Senator Obama has declared, and repeatedly reaffirmed his intention to meet the President of Iran without any preconditions, likening it to meetings between former American Presidents and the leaders of the Soviet Union. Such a statement betrays the depth of Senator Obama’s inexperience and reckless judgment. Those are very serious deficiencies for an American president to possess. An ill conceived meeting between the President of the United States and the President of Iran, and the massive world media coverage it would attract, would increase the prestige of an implacable foe of the United States, and reinforce his confidence that Iran’s dedication to acquiring nuclear weapons, supporting terrorists and destroying the State of Israel had succeeded in winning concessions from the most powerful nation on earth. And he is unlikely to abandon the dangerous ambitions that will have given him a prominent role on the world stage.

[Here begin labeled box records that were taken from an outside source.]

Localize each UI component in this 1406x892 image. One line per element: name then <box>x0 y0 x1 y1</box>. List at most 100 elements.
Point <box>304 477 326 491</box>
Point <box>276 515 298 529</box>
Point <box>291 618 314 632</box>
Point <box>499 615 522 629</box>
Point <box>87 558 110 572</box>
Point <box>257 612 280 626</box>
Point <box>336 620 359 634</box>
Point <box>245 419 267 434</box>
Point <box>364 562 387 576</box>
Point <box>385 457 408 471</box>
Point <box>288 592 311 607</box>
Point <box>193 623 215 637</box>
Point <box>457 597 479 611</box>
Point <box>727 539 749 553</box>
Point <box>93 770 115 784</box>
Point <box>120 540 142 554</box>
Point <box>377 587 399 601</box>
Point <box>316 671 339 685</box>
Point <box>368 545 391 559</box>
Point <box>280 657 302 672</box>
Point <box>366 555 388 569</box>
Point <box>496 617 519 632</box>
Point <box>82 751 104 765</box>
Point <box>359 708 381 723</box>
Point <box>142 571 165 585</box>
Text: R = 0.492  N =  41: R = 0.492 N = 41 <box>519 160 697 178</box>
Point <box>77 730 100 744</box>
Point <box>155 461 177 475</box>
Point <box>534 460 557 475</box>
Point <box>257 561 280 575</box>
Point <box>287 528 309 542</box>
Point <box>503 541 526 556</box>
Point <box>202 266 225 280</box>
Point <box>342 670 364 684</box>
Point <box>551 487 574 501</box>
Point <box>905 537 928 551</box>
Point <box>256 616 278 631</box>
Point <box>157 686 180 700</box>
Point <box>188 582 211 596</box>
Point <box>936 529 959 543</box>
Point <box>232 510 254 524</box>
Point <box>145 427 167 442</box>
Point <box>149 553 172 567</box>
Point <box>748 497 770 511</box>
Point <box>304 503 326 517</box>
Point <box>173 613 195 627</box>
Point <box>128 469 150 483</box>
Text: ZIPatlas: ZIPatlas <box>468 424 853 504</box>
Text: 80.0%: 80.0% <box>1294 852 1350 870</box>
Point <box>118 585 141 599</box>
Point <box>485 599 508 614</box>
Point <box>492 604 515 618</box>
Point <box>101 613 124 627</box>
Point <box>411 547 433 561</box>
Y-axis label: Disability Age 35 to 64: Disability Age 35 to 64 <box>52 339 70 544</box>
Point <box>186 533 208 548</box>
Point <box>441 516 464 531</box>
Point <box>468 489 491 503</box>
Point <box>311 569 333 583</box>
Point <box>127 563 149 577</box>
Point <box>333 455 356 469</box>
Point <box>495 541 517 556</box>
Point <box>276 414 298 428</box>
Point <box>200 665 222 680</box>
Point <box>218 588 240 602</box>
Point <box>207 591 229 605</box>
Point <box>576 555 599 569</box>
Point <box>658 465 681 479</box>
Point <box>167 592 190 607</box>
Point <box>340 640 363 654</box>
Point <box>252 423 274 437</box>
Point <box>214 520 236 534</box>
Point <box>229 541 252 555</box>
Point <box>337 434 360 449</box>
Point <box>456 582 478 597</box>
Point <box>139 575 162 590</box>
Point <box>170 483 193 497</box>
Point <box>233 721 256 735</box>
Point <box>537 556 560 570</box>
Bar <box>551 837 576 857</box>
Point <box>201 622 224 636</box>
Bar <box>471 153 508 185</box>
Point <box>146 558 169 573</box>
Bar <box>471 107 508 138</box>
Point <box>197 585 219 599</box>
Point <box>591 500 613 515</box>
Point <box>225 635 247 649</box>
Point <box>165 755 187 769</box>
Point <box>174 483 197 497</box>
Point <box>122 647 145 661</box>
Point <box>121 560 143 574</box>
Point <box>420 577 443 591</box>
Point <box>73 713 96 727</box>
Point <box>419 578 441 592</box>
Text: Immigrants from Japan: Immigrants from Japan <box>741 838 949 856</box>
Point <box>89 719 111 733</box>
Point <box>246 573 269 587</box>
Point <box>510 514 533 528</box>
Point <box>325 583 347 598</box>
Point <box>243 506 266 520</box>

This is not to suggest that the United States should not communicate with Iran our concerns about their behavior. Those communications have already occurred at an appropriate level, which the Iranians recently suspended. But a summit meeting with the President of the United States, which is what Senator Obama proposes, is the most prestigious card we have to play in international diplomacy. It is not a card to be played lightly. Summit meetings must be much more than personal get-acquainted sessions. They must be designed to advance American interests. An unconditional summit meeting with the next American president would confer both international legitimacy on the Iranian president and could strengthen him domestically when he is unpopular among the Iranian people. It is likely such a meeting would not only fail to persuade him to abandon Iran’s nuclear ambitions; its support of terrorists and commitment to Israel’s extinction, it could very well convince him that those policies are succeeding in strengthening his hold on power, and embolden him to continue his very dangerous behavior. The next President ought to understand such basic realities of international relations.